物価上昇で上場企業は最高益、しかし個人消費は落ち込む【週間ニュースまとめ5月13日~19日】

テーマ:週間ニュースまとめ

 企業はもうかり、個人は苦しむ。円安がもたらす効果がこんな形で表れています。

 上場企業の2024年3月期決算がおおむね出そろいましたが、最終的なもうけを示す純利益の総額は3年連続で過去最高になる見通しです。歴史的な円安と相次ぐ値上げが、企業の業績を大きく押し上げているのです。一方、内閣府が発表した2024年1~3月期の国内総生産(GDP)は物価変動を除いた実質で直前の四半期より0.5%減りました。要因のひとつが、個人消費が振るわないことです。個人消費は前期に比べて0.7%減り、4半期連続のマイナスになりました。円安は物価を押し上げますが、賃金の上昇がそれに追いつかないので、個人は節約に走るというわけです。企業の多くは今春闘で賃金の大幅アップを回答しましたが、それでも物価の上昇に追いつくかどうかわかりません。企業も個人も潤う社会にするためには、どうすればいいのか、就活生の皆さんも現状をしっかり認識して、考えてみてください。(ジャーナリスト・一色清)
(写真はPIXTA)

【国際】米、対中制裁関税を大幅引き上げへ EVは4倍、半導体は2倍に(5/14.Tue)

 米バイデン政権は14日、中国からの輸入品のうち電気自動車(EV)や半導体など7分野について、制裁関税を大幅に引き上げると発表した。EVは4倍の100%とする。巨額の補助金に支えられた安い中国製品の流入を阻み、国内産業を守る。中国は強く反発しており、米中関係のさらなる不安定化や、高関税をかけ合う「貿易戦争」の再発も懸念される。
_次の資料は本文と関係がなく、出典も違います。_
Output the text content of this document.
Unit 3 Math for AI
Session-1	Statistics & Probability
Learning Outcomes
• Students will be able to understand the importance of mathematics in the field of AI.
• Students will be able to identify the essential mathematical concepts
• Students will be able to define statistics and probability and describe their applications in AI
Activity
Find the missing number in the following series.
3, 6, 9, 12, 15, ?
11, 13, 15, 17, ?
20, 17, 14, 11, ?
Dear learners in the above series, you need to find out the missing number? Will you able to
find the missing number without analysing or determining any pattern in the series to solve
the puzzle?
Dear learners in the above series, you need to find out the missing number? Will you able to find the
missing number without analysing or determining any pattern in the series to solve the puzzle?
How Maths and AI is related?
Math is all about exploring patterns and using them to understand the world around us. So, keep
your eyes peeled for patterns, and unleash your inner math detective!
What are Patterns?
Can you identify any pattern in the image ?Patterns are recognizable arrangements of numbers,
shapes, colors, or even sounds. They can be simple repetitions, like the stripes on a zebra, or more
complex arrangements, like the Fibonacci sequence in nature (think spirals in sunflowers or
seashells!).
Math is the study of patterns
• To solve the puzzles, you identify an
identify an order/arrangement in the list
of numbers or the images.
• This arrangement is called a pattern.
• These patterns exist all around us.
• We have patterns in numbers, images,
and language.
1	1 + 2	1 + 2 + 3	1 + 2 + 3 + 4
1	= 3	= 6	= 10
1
今回引き上げるのは、中国による米企業の知的財産 の詐取などを理由に、トランプ前政権が中国からの数千億ドル相当の輸入品にかけた制裁関税のうち、180億ドル分が対象。貿易相手国の不公正な貿易慣行を理由に、一方的な制裁措置をとれる米通商法の規定を根拠にしている。

【社会】マイナによる手続き機能、自治体大半が未利用 会計検査院が指摘(5/15.Wed)

 マイナンバーシステムで児童手当介護保険申請などの手続きを簡略化する機能の活用状況についての調査結果を、会計検査院が15日に公表した。2022年度に全国半数以上の自治体が活用したのは1258機能のうち年金申請などの33機能(3%)で、税金減免などに関する485機能(39%)は全く使われていなかった。本来使えるはずのデジタル手続きを住民が使えないケースが出ている。政府はマイナシステムで「国民の利便性向上」と「行政の効率化」を図るとしてきたが、実態が伴わず、自治体の現場の実情と乖離(かいり)していることが明らかになった格好で、検査院は司令塔のデジタル庁や関連省庁に改善を求めた。

【教育】報酬約束し、Xで解答者募集 スマートグラスで入試撮影容疑の少年(5/16.Thu)

 2月にあった早稲田大学(東京都新宿区)の一般入試中に、受験生の無職少年(18)=東京都町田市=が試験問題をメガネ型通信機器「スマートグラス」で撮影し、流出させた疑いがある事件で、少年が試験前、X(旧ツイッター)で報酬を約束した上で「わからない問題を教えて欲しい」などと解答者を募集していたことが分かった。応じた人に試験中に撮影した問題用紙の画像を送信し、解答するよう依頼していた。警視庁は16日、少年を偽計業務妨害容疑で書類送検し、発表した。「不正に巻き込んでしまった人に謝罪したい」と容疑を認めているという。

【経済】GDP1~3月期、2四半期ぶりマイナス成長 年率2.0%減(5/16.Thu)

 内閣府が16日に発表した2024年1~3月期の国内総生産(GDP)1次速報は、物価変動の影響をのぞいた実質(季節調整値)で直前の四半期より0.5%減った。2四半期ぶりのマイナス成長で、この状態が1年続いた場合の年率換算は2.0%減。個人消費が停滞しているところに、トヨタ自動車グループの認証不正問題の影響が直撃した。
 GDPの5割超を占める個人消費は0.7%減った。4四半期連続のマイナスで、同様のマイナスが続いたのは、リーマン・ショックが重なった2009年1~3月期までの4四半期以来。自動車や携帯電話が低調だった。物価高によって消費者が節約志向を強めていることも背景にある。

【社会】「つばさの党」代表ら3人逮捕、他陣営の選挙を妨害した疑い 警視庁(5/17.Fri)

 4月にあった衆院東京15区補欠選挙で他陣営の街頭演説を妨害したとして、警視庁は17日、政治団体「つばさの党」代表の黒川敦彦(45)=埼玉県朝霞市=と、幹事長で補選に立候補し落選した根本良輔(29)=東京都練馬区=の両容疑者ら3人を公職選挙法違反(選挙の自由妨害)容疑で逮捕し、発表した。警視庁は特別捜査本部を設置し、全容解明を進める方針。選挙活動のあり方をめぐり議論を呼んだ行為は、団体代表らの逮捕に発展した。他陣営の選挙を妨害したとして候補者が逮捕されるのは極めて異例。警視庁は「限度を超えており、見過ごすことはできない」と判断した。